Abstract

Abstract The field of sociolinguistics recently witnessed an upsurge of studies that investigate the way and period in which children acquire the social meaning of language, and that scrutinize the role of input for that acquisition. Language variation is at the same time increasingly studied in fictional genres, which have long been ignored because of the sociolinguistic emphasis on ‘authentic’ language use. Both areas are brought together in this study, which looks into children’s exposure to language variation in Flemish child-directed media. Through a corpus analysis of the language use and the social characteristics of 260 characters from 12 audio plays for children, we address three research questions: (RQ1) how diverse is the language repertoire to which children are exposed in Flemish audio plays?; (RQ2) how can we categorize the language use of the characters in the audio plays while taking into account the diaglossic continuum of varieties in the Flemish linguistic landscape?; (RQ3) which social characteristics are indexed by the varieties in the audio plays?
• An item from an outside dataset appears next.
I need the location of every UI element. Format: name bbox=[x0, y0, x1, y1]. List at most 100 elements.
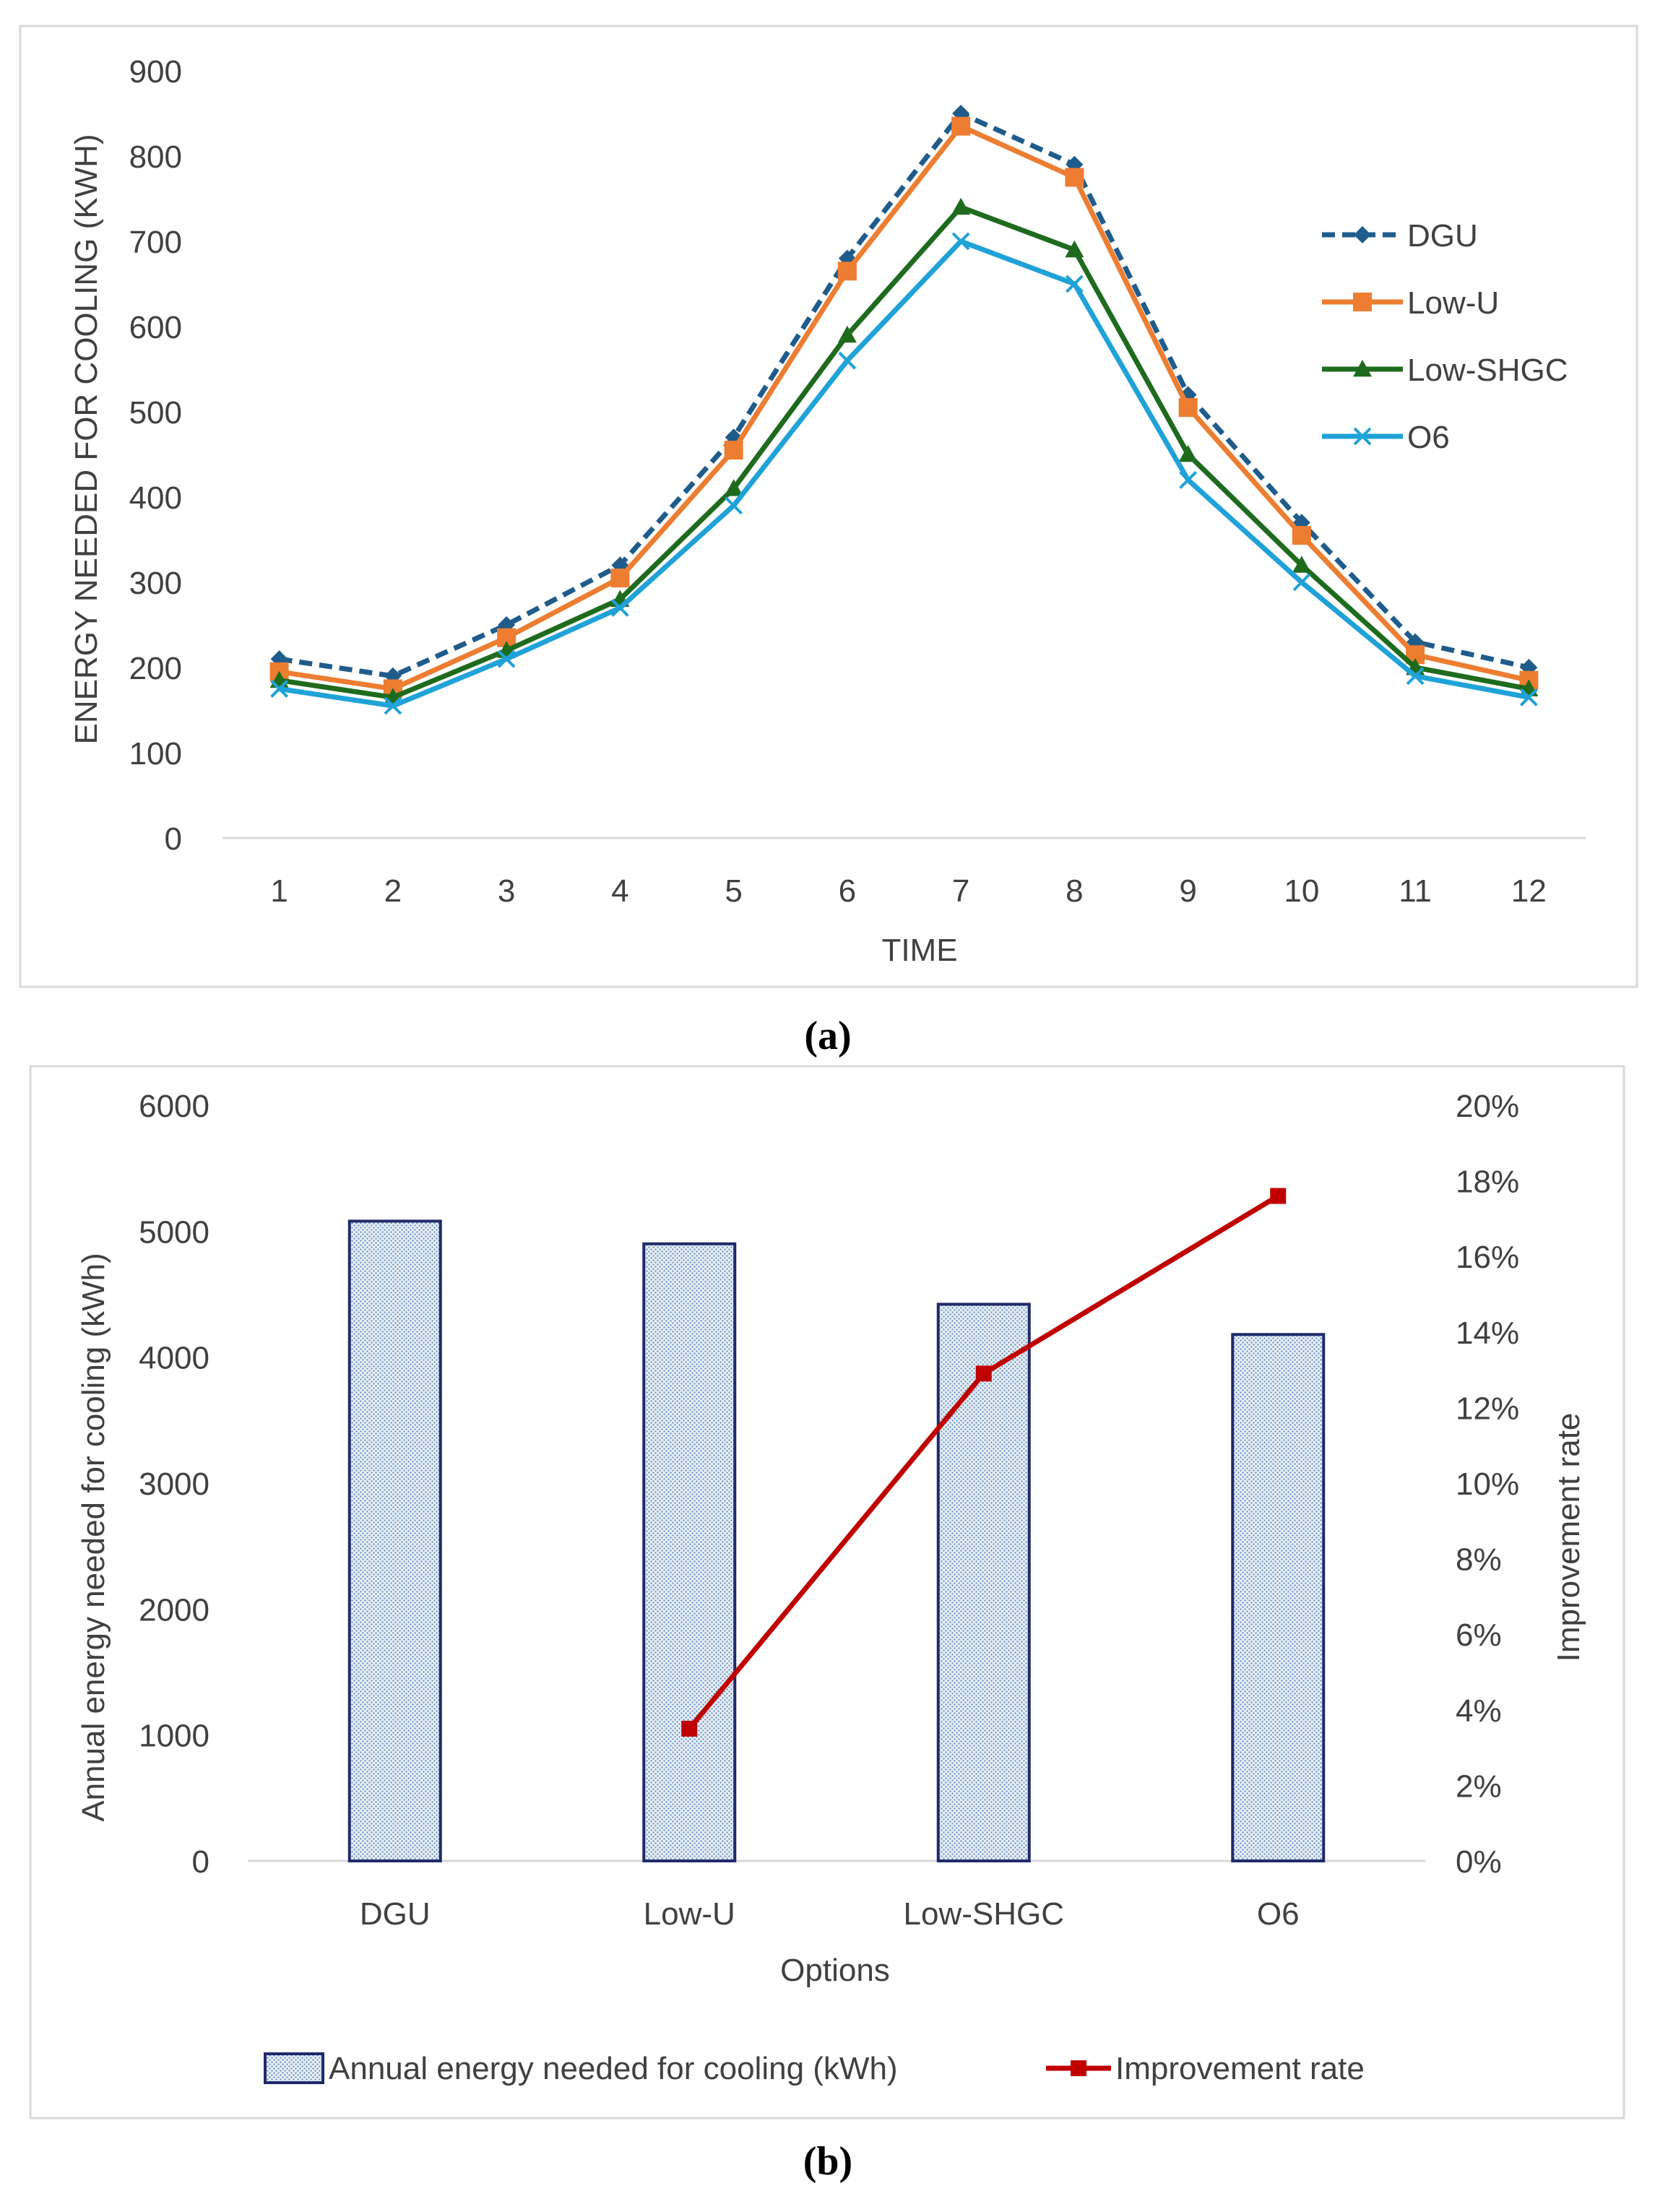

The results show that (i) the Flemish diaglossic language repertoire is reflected in the classification of the language use of the characters; (ii) Colloquial Belgian Dutch and the Belgian Dutch standard language serve as reference varieties in the corpus; (iii) the Belgian Dutch standard language is most typically associated with prestige, whereas West-Flemish and French have a notably more diverse social meaning potential.